According to some studies, as many as 40 new ships would need to be built in American shipyards as a result of the act if it were to become law. It would also provide good paying jobs for merchant mariners, Rep. Garamendi said.
"We do have the Tanker Security Program out there and that's a piece of the puzzle. We do have the purchase of used, but not so old, ships and repurposing them. But these are all short term," he said.
Acting Maritime Administrator Lucinda Lessley testified that although resources have been limited - especially during the pandemic - the professionalism and dedication of the U.S. merchant marine has remained steadfast and will continue to be a reliable building block for the fleet overhaul.
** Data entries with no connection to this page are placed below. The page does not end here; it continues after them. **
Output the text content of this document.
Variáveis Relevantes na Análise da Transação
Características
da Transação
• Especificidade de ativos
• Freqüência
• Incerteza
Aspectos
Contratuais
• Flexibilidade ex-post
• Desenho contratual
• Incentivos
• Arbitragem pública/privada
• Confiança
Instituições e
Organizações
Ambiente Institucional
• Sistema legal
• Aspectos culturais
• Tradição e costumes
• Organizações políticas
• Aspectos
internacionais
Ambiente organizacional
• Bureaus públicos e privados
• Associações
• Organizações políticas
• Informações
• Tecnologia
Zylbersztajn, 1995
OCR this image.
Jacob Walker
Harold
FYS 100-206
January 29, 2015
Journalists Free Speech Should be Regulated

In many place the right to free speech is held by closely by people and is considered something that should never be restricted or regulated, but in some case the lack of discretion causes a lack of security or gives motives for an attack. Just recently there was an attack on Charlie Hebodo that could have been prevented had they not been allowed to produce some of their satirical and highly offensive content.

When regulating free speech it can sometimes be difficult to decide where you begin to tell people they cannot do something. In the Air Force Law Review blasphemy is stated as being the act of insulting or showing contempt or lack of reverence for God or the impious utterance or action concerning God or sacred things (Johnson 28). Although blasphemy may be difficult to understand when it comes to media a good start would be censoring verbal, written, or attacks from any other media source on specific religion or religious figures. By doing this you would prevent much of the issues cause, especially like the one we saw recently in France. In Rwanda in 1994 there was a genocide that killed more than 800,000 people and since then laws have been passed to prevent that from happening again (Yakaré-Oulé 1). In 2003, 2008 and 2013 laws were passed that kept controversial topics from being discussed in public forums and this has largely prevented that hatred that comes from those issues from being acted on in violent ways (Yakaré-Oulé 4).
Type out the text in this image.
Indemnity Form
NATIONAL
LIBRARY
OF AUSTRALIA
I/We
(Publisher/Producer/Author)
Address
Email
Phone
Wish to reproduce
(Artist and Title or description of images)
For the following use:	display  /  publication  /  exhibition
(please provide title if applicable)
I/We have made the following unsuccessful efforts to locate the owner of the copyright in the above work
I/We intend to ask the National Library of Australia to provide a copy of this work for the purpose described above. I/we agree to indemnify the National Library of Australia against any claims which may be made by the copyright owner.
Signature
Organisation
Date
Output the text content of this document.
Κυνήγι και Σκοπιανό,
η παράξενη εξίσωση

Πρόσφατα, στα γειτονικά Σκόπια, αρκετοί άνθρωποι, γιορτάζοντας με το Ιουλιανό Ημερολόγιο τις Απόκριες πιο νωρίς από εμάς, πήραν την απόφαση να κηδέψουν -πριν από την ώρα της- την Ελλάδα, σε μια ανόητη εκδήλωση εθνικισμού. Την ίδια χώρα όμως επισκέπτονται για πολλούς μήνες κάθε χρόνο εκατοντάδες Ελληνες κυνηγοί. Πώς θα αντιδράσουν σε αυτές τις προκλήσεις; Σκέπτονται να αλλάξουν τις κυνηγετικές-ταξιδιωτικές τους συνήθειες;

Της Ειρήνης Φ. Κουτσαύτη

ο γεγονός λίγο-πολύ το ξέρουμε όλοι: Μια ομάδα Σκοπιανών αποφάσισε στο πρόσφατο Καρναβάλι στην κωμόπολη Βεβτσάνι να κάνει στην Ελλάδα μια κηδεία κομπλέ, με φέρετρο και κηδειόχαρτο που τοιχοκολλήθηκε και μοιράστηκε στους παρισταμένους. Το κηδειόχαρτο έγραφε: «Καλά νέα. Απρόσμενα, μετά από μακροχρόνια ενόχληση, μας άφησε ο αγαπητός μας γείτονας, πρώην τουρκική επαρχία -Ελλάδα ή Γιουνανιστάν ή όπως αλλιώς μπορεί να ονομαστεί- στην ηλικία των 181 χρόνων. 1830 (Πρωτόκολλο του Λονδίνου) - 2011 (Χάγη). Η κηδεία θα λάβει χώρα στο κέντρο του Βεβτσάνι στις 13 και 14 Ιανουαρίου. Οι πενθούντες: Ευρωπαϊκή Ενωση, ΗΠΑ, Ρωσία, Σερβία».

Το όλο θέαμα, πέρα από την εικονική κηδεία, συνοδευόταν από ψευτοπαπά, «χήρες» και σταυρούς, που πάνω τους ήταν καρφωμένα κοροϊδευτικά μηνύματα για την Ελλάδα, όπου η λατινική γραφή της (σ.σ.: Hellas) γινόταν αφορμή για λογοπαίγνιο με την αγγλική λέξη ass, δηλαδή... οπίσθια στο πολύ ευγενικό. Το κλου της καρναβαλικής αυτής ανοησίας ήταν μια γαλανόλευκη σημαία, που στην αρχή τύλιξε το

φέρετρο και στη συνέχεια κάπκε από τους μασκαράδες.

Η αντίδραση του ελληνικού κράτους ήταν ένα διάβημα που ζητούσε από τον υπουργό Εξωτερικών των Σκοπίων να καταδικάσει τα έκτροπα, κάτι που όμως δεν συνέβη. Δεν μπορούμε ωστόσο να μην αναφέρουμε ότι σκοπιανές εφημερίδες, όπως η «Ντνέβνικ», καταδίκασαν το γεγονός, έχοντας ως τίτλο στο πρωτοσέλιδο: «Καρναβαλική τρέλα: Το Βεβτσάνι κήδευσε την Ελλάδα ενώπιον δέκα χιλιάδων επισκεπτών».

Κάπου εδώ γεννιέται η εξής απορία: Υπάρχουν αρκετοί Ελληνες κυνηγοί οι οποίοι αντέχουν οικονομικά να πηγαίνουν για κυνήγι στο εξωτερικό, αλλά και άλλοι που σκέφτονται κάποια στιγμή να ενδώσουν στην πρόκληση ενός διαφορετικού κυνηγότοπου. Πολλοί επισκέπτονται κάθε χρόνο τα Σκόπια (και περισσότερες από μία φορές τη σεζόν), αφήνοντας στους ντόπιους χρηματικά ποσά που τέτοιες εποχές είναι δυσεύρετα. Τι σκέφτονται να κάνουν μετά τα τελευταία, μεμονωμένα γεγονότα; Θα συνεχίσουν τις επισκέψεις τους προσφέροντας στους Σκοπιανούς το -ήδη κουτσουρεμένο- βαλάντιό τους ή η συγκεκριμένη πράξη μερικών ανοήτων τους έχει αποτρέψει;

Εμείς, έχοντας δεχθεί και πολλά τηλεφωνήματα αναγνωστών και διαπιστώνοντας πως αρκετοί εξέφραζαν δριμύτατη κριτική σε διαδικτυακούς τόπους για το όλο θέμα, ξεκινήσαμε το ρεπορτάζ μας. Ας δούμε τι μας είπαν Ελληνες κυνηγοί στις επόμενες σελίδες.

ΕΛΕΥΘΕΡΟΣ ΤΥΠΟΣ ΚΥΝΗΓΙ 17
Bringing in new and reflagged ships will serve to bolster the opportunities to attract and train qualified mariners, she added.
"The members of the U.S. Merchant Marine have gone above and beyond to ensure the continued operation of our maritime transportation system during the COVID-19 pandemic," she testified. "Access to a pool of qualified mariners from a robust commercial maritime fleet is essential to maintain sealift readiness. And, due to the small number of ships in the U.S.-flag oceangoing fleet, MARAD is concerned about our ability to quickly assemble an adequate number of qualified mariners should an extended mobilization occur."